Of course, languages (and more generally cultures) and genetics should not be confused. Though they often coincide to some degree, they just as often do not.
So we can have groups with clearly different general physical traits speaking the same general language and sharing the same general culture, including faith, and we can have groups with very similar physical traits speaking very different languages and having very different cultures, including faiths, etc.
The reasons for this are historical. This can be understood by considering some examples.
Southern Blacks and Whites in the USA have been separated by barriers that lasted long after slavery was abolished and still persist.

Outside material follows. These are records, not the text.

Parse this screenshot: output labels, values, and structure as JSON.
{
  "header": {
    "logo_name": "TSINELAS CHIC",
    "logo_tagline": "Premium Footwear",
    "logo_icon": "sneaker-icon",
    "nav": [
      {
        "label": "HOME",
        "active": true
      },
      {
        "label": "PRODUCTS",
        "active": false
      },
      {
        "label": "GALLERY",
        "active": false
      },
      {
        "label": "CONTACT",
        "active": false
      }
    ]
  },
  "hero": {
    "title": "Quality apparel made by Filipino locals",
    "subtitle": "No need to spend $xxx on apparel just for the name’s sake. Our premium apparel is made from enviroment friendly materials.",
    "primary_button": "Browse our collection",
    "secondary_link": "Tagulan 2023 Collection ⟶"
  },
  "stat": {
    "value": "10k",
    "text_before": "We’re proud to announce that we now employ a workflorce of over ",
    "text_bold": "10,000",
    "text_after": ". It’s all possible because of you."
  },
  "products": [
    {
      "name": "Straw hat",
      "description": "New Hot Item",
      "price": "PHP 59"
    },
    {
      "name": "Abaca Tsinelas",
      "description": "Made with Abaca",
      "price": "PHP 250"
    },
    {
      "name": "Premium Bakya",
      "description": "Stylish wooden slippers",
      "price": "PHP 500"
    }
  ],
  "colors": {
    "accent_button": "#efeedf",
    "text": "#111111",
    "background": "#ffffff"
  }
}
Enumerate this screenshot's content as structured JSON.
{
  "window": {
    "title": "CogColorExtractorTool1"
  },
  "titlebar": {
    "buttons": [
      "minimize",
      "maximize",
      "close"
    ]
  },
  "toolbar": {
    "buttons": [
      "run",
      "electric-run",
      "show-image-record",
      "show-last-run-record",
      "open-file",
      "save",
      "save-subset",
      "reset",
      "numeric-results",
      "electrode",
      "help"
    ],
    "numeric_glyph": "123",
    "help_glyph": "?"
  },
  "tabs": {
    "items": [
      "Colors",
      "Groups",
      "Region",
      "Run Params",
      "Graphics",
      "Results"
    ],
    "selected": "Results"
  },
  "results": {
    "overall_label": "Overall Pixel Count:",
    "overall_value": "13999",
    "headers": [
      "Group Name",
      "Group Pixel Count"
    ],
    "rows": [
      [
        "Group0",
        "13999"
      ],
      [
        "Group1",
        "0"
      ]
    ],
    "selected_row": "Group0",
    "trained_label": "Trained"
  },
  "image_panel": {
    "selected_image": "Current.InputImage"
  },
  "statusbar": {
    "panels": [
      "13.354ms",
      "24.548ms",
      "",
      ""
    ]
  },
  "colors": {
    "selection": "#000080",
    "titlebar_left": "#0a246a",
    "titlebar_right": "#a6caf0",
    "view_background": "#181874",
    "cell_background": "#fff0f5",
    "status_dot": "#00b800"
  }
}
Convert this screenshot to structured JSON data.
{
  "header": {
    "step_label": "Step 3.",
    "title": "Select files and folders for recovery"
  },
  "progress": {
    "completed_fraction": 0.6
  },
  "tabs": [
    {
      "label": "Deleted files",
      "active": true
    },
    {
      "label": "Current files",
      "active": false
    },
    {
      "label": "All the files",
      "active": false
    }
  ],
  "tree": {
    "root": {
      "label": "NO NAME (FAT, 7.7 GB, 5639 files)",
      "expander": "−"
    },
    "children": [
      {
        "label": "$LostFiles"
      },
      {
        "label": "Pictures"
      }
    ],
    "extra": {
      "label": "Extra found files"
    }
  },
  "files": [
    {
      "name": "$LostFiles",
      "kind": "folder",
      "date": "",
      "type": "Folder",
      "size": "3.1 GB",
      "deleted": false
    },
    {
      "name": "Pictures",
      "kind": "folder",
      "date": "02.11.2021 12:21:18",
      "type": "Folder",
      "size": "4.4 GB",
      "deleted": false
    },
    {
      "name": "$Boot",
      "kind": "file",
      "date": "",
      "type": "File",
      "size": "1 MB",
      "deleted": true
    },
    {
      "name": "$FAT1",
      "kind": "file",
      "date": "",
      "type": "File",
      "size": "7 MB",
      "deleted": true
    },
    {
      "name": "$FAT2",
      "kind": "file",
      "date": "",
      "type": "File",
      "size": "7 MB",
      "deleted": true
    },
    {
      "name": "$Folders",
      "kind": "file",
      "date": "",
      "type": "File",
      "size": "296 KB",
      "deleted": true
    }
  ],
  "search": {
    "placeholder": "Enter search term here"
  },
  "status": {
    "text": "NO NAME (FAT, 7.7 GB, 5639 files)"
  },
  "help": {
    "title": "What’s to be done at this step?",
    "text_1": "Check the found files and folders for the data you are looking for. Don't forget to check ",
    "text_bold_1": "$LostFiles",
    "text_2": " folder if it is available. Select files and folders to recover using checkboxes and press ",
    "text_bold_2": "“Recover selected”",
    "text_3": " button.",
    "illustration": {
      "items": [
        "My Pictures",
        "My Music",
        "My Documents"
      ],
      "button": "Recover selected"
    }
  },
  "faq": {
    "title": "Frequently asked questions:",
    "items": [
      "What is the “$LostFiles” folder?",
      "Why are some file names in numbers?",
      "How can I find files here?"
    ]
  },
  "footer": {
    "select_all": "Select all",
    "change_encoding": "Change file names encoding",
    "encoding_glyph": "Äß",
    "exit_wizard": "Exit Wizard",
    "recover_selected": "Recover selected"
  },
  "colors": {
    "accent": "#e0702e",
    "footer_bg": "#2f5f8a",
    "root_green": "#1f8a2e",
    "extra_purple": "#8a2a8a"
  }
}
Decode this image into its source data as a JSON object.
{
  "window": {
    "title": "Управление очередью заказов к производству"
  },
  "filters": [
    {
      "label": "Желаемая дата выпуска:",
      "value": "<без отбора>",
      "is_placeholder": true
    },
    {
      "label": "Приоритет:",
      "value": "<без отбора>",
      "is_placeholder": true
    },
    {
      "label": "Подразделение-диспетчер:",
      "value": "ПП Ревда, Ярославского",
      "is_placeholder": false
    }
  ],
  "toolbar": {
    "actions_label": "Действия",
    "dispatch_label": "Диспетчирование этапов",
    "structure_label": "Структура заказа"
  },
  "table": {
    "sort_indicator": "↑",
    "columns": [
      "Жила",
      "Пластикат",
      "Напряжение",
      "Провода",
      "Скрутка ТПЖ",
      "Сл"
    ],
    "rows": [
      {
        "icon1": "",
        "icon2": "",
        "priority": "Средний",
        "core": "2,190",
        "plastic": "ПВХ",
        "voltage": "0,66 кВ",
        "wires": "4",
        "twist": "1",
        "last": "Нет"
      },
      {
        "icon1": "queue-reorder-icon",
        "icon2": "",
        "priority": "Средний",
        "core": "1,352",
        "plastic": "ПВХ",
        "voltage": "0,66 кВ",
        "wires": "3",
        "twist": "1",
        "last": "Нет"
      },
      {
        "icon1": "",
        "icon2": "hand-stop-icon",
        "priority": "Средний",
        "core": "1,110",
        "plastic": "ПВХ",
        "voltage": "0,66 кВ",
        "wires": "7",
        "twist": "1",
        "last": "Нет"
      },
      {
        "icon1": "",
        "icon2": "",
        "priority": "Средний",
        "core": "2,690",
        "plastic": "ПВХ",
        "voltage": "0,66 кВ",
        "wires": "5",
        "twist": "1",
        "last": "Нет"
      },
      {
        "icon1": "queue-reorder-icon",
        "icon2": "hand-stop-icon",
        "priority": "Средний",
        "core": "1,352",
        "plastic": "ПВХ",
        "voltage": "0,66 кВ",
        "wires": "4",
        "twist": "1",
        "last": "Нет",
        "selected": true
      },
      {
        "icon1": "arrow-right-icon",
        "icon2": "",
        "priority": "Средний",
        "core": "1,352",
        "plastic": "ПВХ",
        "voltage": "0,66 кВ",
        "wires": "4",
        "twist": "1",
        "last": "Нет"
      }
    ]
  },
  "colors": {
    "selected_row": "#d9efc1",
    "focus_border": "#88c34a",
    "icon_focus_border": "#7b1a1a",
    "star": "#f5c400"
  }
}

However, though they may often look very different and have very different genetics, they speak the same local or regional dialects of English and share the same Christian faiths.
Of course, many in the US South, in both "White" and "Black" communities, share ancestries through marital and extramarital unions over the centuries of slavery and subsequently, while the dynamics of slavery and segregation have resulted in some cultural differences that still persist.
In places such as Cuba and Brazil, the mixing of genes and cultures between Africans, Europeans (and, in the case of Brazil, indigenous folk) has proceeded further.
In Belgium, it might be difficult to distinguish in physical appearance or even in genetics between Flemings and Walloons. Yet the languages they speak at home are quite distinct (Flemish and the local French). And while the languages of the Flemings and the Dutch may not differ by much, the two communities are still separated by religion and an international border.
Indo-Aryan or Indic is a linguistic grouping, as is Indo-European, and this may or may not coincide with genetic groupings, previously based on physical features and now more on DNA studies.
That said, one notes that the favored, 'Arya' skin tones and facial features are shared with later entrants from the northwest--from around 1000 AD on, mostly Muslims, as still evidenced in the complexions and features of many of our Indian film stars.
It is unlikely that the 'Arya' could have even existed there (in the sun-drenched subcontinent) for very long without gaining (through natural selection) the pigmentation needed to shield them from the adverse affects of solar radiation--perhaps a few thousand years, at most, despite the sexual selection in place that favors light skinned brides, etc.
It could not be more than that, in my rough estimate, based on what one sees among the indigenous folk in most other tropical parts of the world, including, for instance, Central America and northern South America.
These populations are taken to have mostly entered the Americas, beginning tens of thousands of years ago, from northeastern Asia, via Alaska, and so were likely adapted to cold and cloudy climates with weaker sunlight, where ligher, thinner skin allows for enough penetratiin of sunlight to ensure sufficient vitamin D production.
However, they have subsequently adapted, in sunny regions of the Americas, to conditions there, gaining in the ability to produce enough protective skin melanin.
One notes the persistence of lighter skin and heavier legs (adaptations to less sunny and colder climates) among parts of the population of tropical Indonesia and SE Asia. The likely reason for this is fairly recent migration (again over the past several thousand years at most) of populations from more northern parts of East Asia into these regions.
Among these populations, there is also a color prejudice, a preference for lighter skin, especially for women, as one notices in the widespread use of parasols by females.
This is a custom also common in southern parts of China and carried over into Chinese and other Asian communities elsewhere, including my "hometown" of Brooklyn, New York.
Like all other humans in the subcontinent, the Arya probably entered it from other regions, relatively late in the prehistory of human habitation of the subcontinent, preceded by others and followed in turn by others, with of course flows back and forth in and out of the subcontinent into adjoining areas as well as distant ones over time.
As for the Harappan civilization, it always seemed to me unlikely that its population (probably diverse, given its extent in time and space) was directly connected with the one that gave us the Vedas or the later epics of the Mahabharata and the Ramayana.
Surely, there must have been cultural contacts and influences and surely the genes of the Harappan peoples survive in our current diverse populations along with those of others.
Beyond these commonsense observations, we have to leave it to the experts in DNA analysis, to those who can find connections between the physical artifacts of the past and, if the Harappan script is ever properly deciphered, to the linguists who can then do their specialized work.